Caroline Hancock pays tribute to the great visual artist and storyteller Frédéric Bruly Brouaré.
La présence des œuvres de Frédéric Bruly Bouabré dans les principales expositions phares internationales depuis la fin des années 80 éclaire le contexte dans lequel ses réalisations ont été tardivement reconnues dans le monde de l’art.
En 1989, il a largement passé la soixantaine, il est invité à participer aux « Magiciens de le Terre » présentés au Centre Pompidou à Paris. L’un des commissaires adjoints de l’exposition, André Magnin, avait été confronté à son travail dans la capitale ivoirienne Abidjan et avait dès lors systématiquement promu le travail de l’artiste. Pour ne citer que quelques exemples parmi d’innombrables biennales et expositions importantes, en 1994, Lynn Cooke créait un dialogue entre Bruly Bouabré et Alighiero e Boetti dans « Worlds Envisioned » au DIA, Center for the Arts de New York ; Okwui Enwezor montrait son travail à la documenta 11 de Kassel en 2002. Enfin l’année dernière, Massimiliano Gioni lui assurait pertinemment une entrée dans « The Encyclopedic Palace » à la Biennale de Venise.
L’art extrêmement prolifique de narration du monde et de sa mise en archives, tout comme la manière propre à lui seul, ont survécu à la récente disparition physique de Bruly Bouabré à Abidjan.
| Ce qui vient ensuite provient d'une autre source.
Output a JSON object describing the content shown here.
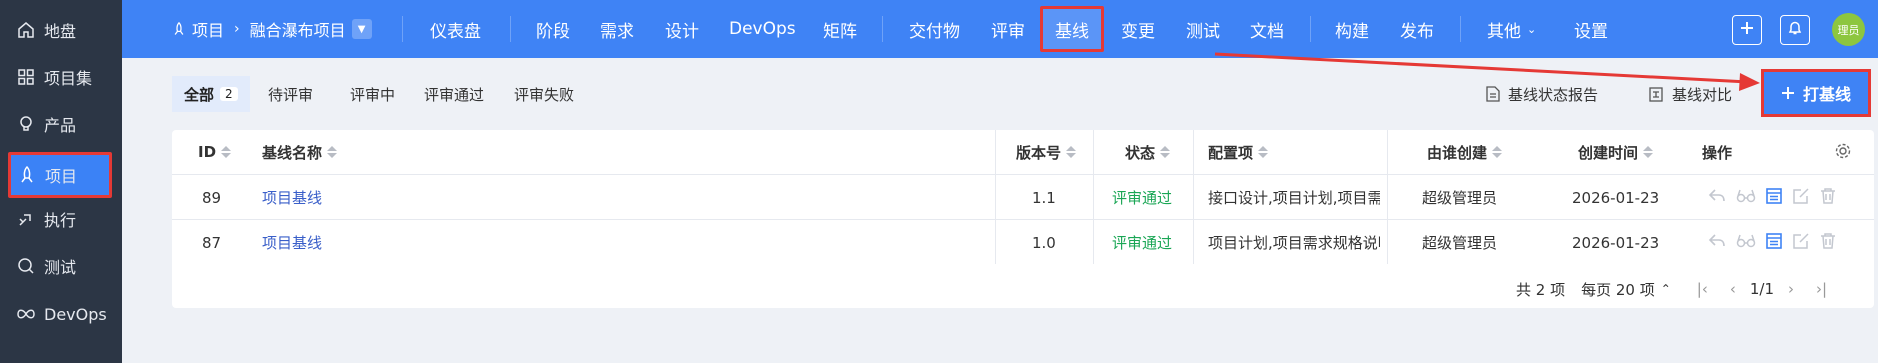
{
  "sidebar": {
    "items": [
      {
        "label": "地盘",
        "icon": "home-icon"
      },
      {
        "label": "项目集",
        "icon": "grid-icon"
      },
      {
        "label": "产品",
        "icon": "lightbulb-icon"
      },
      {
        "label": "项目",
        "icon": "rocket-icon",
        "active": true
      },
      {
        "label": "执行",
        "icon": "run-icon"
      },
      {
        "label": "测试",
        "icon": "test-icon"
      },
      {
        "label": "DevOps",
        "icon": "infinity-icon"
      }
    ]
  },
  "header": {
    "breadcrumb_root": "项目",
    "breadcrumb_project": "融合瀑布项目",
    "nav": [
      "仪表盘",
      "阶段",
      "需求",
      "设计",
      "DevOps",
      "矩阵",
      "交付物",
      "评审",
      "基线",
      "变更",
      "测试",
      "文档",
      "构建",
      "发布",
      "其他",
      "设置"
    ],
    "active_nav": "基线",
    "avatar_text": "理员"
  },
  "tabs": {
    "all": "全部",
    "all_count": "2",
    "pending": "待评审",
    "reviewing": "评审中",
    "passed": "评审通过",
    "failed": "评审失败"
  },
  "tools": {
    "report": "基线状态报告",
    "compare": "基线对比",
    "add": "打基线"
  },
  "table": {
    "headers": {
      "id": "ID",
      "name": "基线名称",
      "version": "版本号",
      "status": "状态",
      "config": "配置项",
      "creator": "由谁创建",
      "created": "创建时间",
      "actions": "操作"
    },
    "rows": [
      {
        "id": "89",
        "name": "项目基线",
        "version": "1.1",
        "status": "评审通过",
        "config": "接口设计,项目计划,项目需求规格说明书",
        "creator": "超级管理员",
        "created": "2026-01-23"
      },
      {
        "id": "87",
        "name": "项目基线",
        "version": "1.0",
        "status": "评审通过",
        "config": "项目计划,项目需求规格说明书",
        "creator": "超级管理员",
        "created": "2026-01-23"
      }
    ]
  },
  "pager": {
    "total": "共 2 项",
    "per_page": "每页 20 项",
    "page": "1/1"
  },
  "colors": {
    "accent": "#3f83f5",
    "sidebar": "#2c3645",
    "highlight": "#e53935",
    "success": "#1aa655"
  }
}
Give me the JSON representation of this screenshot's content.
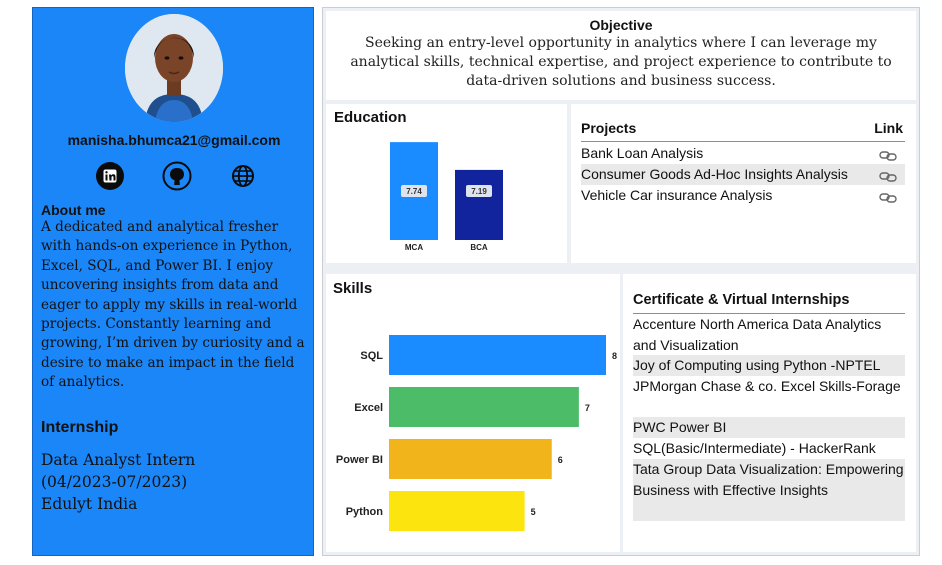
{
  "sidebar": {
    "email": "manisha.bhumca21@gmail.com",
    "social_icons": [
      "linkedin-icon",
      "github-icon",
      "globe-icon"
    ],
    "about_heading": "About me",
    "about_text": "A dedicated and analytical fresher with hands-on experience in Python, Excel, SQL, and Power BI. I enjoy uncovering insights from data and eager to apply my skills in real-world projects. Constantly learning and growing, I’m driven by curiosity and a desire to make an impact in the field of analytics.",
    "internship_heading": "Internship",
    "internship_lines": [
      "Data Analyst Intern",
      "(04/2023-07/2023)",
      "Edulyt India"
    ]
  },
  "objective": {
    "title": "Objective",
    "text": "Seeking an entry-level opportunity in analytics where I can leverage my analytical skills, technical expertise, and project experience to contribute to data-driven solutions and business success."
  },
  "education": {
    "title": "Education"
  },
  "projects": {
    "title": "Projects",
    "link_header": "Link",
    "items": [
      {
        "name": "Bank Loan Analysis",
        "icon": "link-icon"
      },
      {
        "name": "Consumer Goods Ad-Hoc Insights Analysis",
        "icon": "link-icon"
      },
      {
        "name": "Vehicle Car insurance Analysis",
        "icon": "link-icon"
      }
    ]
  },
  "skills": {
    "title": "Skills"
  },
  "certificates": {
    "title": "Certificate & Virtual Internships",
    "items": [
      "Accenture North America Data Analytics and Visualization",
      "Joy of Computing using Python -NPTEL",
      "JPMorgan Chase & co. Excel Skills-Forage",
      "PWC Power BI",
      "SQL(Basic/Intermediate) - HackerRank",
      "Tata Group Data Visualization: Empowering Business with Effective Insights"
    ]
  },
  "chart_data": [
    {
      "type": "bar",
      "title": "Education",
      "categories": [
        "MCA",
        "BCA"
      ],
      "values": [
        7.74,
        7.19
      ],
      "colors": [
        "#1a8cff",
        "#12239e"
      ],
      "ylim": [
        6,
        8
      ]
    },
    {
      "type": "bar",
      "orientation": "horizontal",
      "title": "Skills",
      "categories": [
        "SQL",
        "Excel",
        "Power BI",
        "Python"
      ],
      "values": [
        8,
        7,
        6,
        5
      ],
      "colors": [
        "#1a8cff",
        "#4cbc68",
        "#f2b41b",
        "#fce50e"
      ],
      "xlim": [
        0,
        8
      ]
    }
  ]
}
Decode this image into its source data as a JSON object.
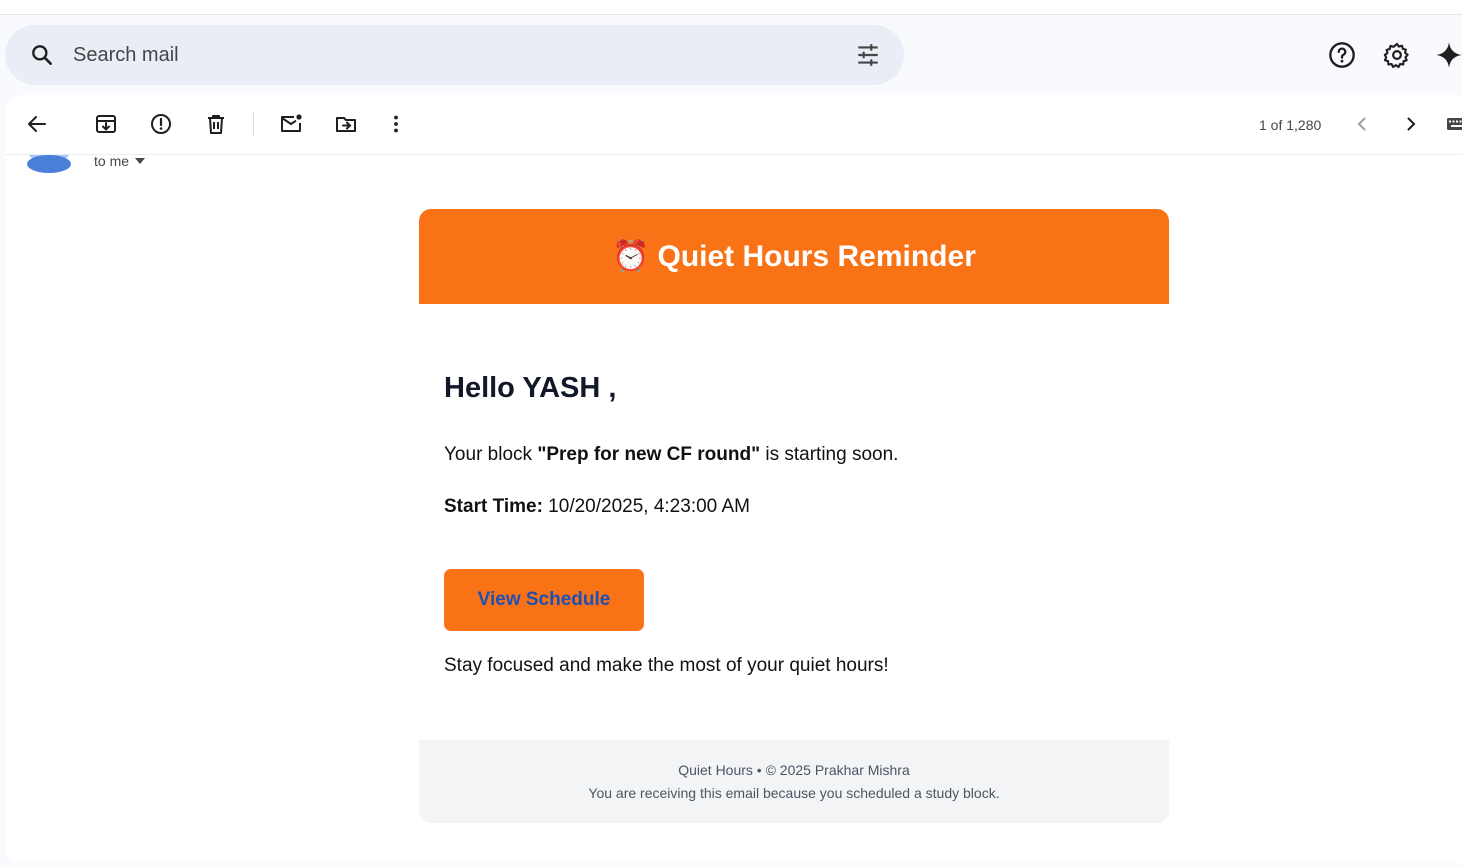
{
  "search": {
    "placeholder": "Search mail"
  },
  "header_icons": [
    "help-icon",
    "settings-icon",
    "gemini-icon"
  ],
  "toolbar": {
    "icons": [
      "back-arrow-icon",
      "archive-icon",
      "report-spam-icon",
      "delete-icon",
      "mark-unread-icon",
      "move-to-icon",
      "more-vert-icon"
    ],
    "counter": "1 of 1,280"
  },
  "recipient": {
    "label": "to me"
  },
  "email": {
    "banner_icon": "⏰",
    "banner_title": "Quiet Hours Reminder",
    "greeting": "Hello YASH ,",
    "block_prefix": "Your block ",
    "block_name": "\"Prep for new CF round\"",
    "block_suffix": " is starting soon.",
    "start_label": "Start Time:",
    "start_value": " 10/20/2025, 4:23:00 AM",
    "button_label": "View Schedule",
    "closing": "Stay focused and make the most of your quiet hours!",
    "footer_line1": "Quiet Hours • © 2025 Prakhar Mishra",
    "footer_line2": "You are receiving this email because you scheduled a study block."
  },
  "colors": {
    "accent": "#f97316",
    "button_text": "#1e4fb5",
    "footer_bg": "#f3f4f6"
  }
}
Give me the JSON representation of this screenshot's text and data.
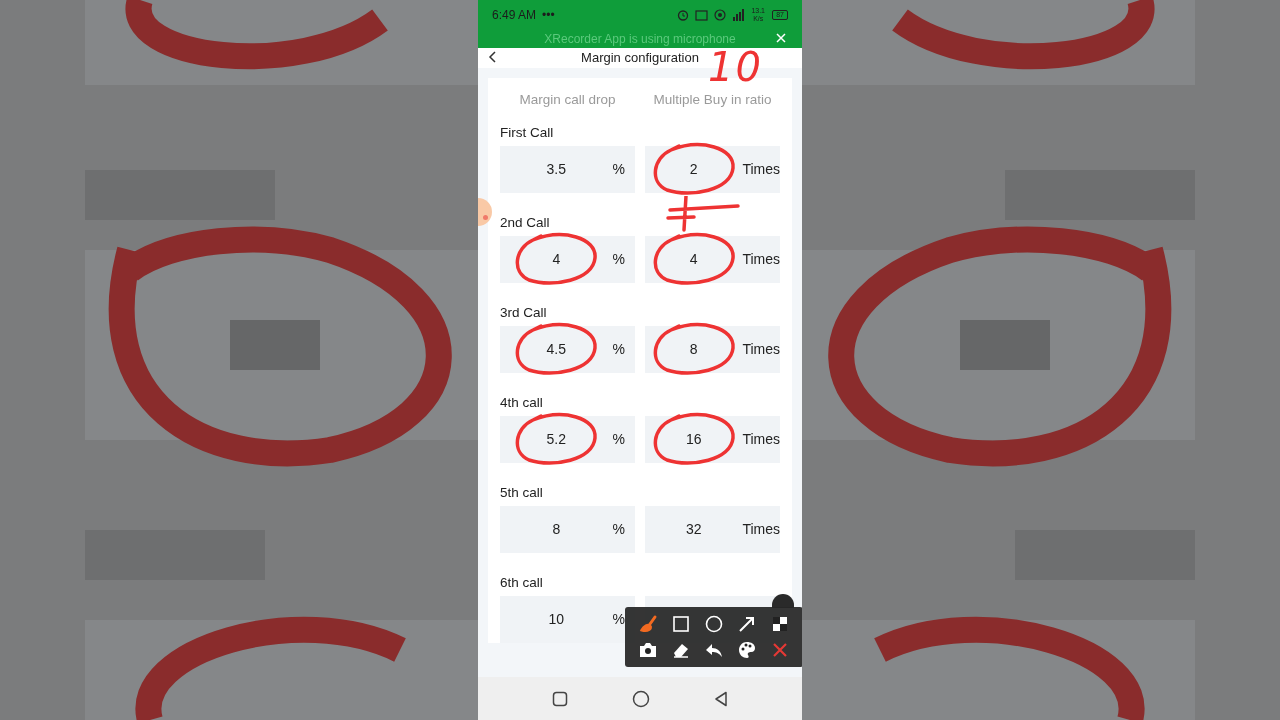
{
  "status_bar": {
    "time": "6:49 AM",
    "dots": "•••",
    "speed": "13.1 K/s",
    "battery": "87"
  },
  "notification": {
    "text": "XRecorder App is using microphone"
  },
  "header": {
    "title": "Margin configuration"
  },
  "columns": [
    "Margin call drop",
    "Multiple Buy in ratio"
  ],
  "rows": [
    {
      "label": "First Call",
      "drop": "3.5",
      "drop_unit": "%",
      "drop_circled": false,
      "ratio": "2",
      "ratio_unit": "Times",
      "ratio_circled": true
    },
    {
      "label": "2nd Call",
      "drop": "4",
      "drop_unit": "%",
      "drop_circled": true,
      "ratio": "4",
      "ratio_unit": "Times",
      "ratio_circled": true
    },
    {
      "label": "3rd Call",
      "drop": "4.5",
      "drop_unit": "%",
      "drop_circled": true,
      "ratio": "8",
      "ratio_unit": "Times",
      "ratio_circled": true
    },
    {
      "label": "4th call",
      "drop": "5.2",
      "drop_unit": "%",
      "drop_circled": true,
      "ratio": "16",
      "ratio_unit": "Times",
      "ratio_circled": true
    },
    {
      "label": "5th call",
      "drop": "8",
      "drop_unit": "%",
      "drop_circled": false,
      "ratio": "32",
      "ratio_unit": "Times",
      "ratio_circled": false
    },
    {
      "label": "6th call",
      "drop": "10",
      "drop_unit": "%",
      "drop_circled": false
    }
  ],
  "note": "10",
  "toolbar": [
    {
      "kind": "brush",
      "selected": true
    },
    {
      "kind": "square",
      "selected": false
    },
    {
      "kind": "circle",
      "selected": false
    },
    {
      "kind": "arrow",
      "selected": false
    },
    {
      "kind": "mosaic",
      "selected": false
    },
    {
      "kind": "camera",
      "selected": false
    },
    {
      "kind": "eraser",
      "selected": false
    },
    {
      "kind": "undo",
      "selected": false
    },
    {
      "kind": "palette",
      "selected": false
    },
    {
      "kind": "close",
      "selected": false
    }
  ]
}
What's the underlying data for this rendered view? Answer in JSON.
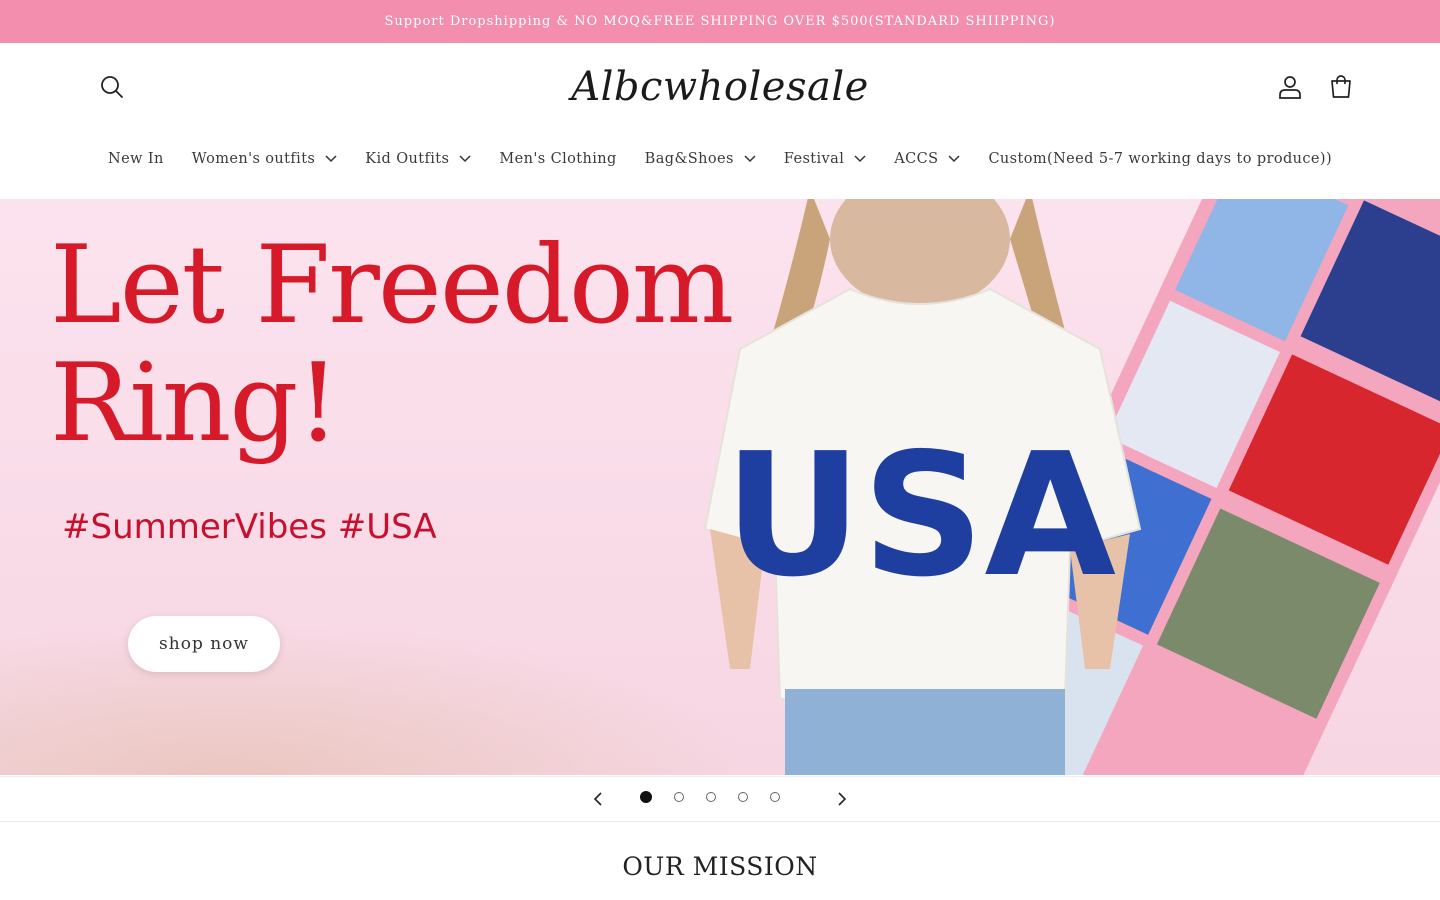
{
  "announcement": {
    "text": "Support Dropshipping & NO MOQ&FREE SHIPPING OVER $500(STANDARD SHIIPPING)"
  },
  "header": {
    "logo": "Albcwholesale",
    "icons": {
      "search": "search-icon",
      "account": "account-icon",
      "cart": "cart-icon"
    }
  },
  "nav": {
    "items": [
      {
        "label": "New In",
        "has_dropdown": false
      },
      {
        "label": "Women's outfits",
        "has_dropdown": true
      },
      {
        "label": "Kid Outfits",
        "has_dropdown": true
      },
      {
        "label": "Men's Clothing",
        "has_dropdown": false
      },
      {
        "label": "Bag&Shoes",
        "has_dropdown": true
      },
      {
        "label": "Festival",
        "has_dropdown": true
      },
      {
        "label": "ACCS",
        "has_dropdown": true
      },
      {
        "label": "Custom(Need 5-7 working days to produce))",
        "has_dropdown": false
      }
    ]
  },
  "hero": {
    "title_line1": "Let Freedom",
    "title_line2": "Ring!",
    "tags": "#SummerVibes #USA",
    "shirt_text": "USA",
    "cta": "shop now"
  },
  "slideshow": {
    "slide_count": 5,
    "active_index": 1
  },
  "mission": {
    "heading": "OUR MISSION"
  },
  "colors": {
    "announcement_bg": "#f38eae",
    "hero_title": "#d71a2a",
    "hero_bg": "#fbe3ee",
    "shirt_letters": "#1f3fa0"
  }
}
Les titres de ses séries de petits dessins, accompagnés de textes et qui se comptent souvent par centaines, donnent une idée de l’étendue de sa méthode de collecte pédagogique, spirituelle, anthropologique et artistique, tels « The Book of Divine Laws Revealed to the Order of The Persecuted », « Knowledge of the World », « Museum of African Faces », « Symbols and Myths », « The Universe », « Stars From My Dreams », « High Diplomacy ». Sous l’inspiration d’une vision religieuse bien documentée dont il fit l’expérience en 1948 au Sénégal alors qu’il travaillait pour la ligne de chemins de fer reliant Dakar au Niger, il commença à visualiser et ainsi mémoriser la langue orale et la culture pratiquement disparues des Bété, ethnie dont il était originaire. Il se rendit célèbre pour son travail de recherche et d’invention (ou de réinvention, puisqu’on le comparera parfois à Champollion, qui découvrit la pierre de Rosette) de l’« écriture africaine », comptant 448 pictogrammes monosyllabiques qu’il mit en usage par des écrits et traductions. Théodore Monod en publia l’alphabet en 1958 dans le journal de l’IFAN, (Institut Français d’Afrique noire), dont il était le directeur. Dans un film documentaire de 2010 (1) , BB dit de lui : « je suis le fils d’un érudit. Il m’a dit : » mon fils, il faut être attentif dans la vie. » »
Bruly Bouabré naquit vers 1923 à Zéprégüé, situé au centre de l’AOF, l’Afrique-Occidentale française, devenue République de Côte d’ivoire depuis l’indépendance en 1960. Il parle de l’influence initiale des motifs et des formes des rochers volcaniques sacrés dans les forêts de la région. Il ne cessera de trouver des formes d’expression à son examen quotidien des coutumes humaines, des affaires du monde et de l’écologie, tout comme à ses rencontres fortuites avec des signes trouvés dans des déchets, des pelures, taches, noix de kola ou nuages. Abstractions et réalités se voyaient « mises en images » afin d’être véhiculées et transmises et il devint célèbre sous le nom de Cheik Nadro, le Révélateur. Il évoquait souvent sa grande admiration envers Victor Hugo et Picasso, notant plus loin qu’en fait, dans son cas, le dessin l’avait emporté sur la littérature.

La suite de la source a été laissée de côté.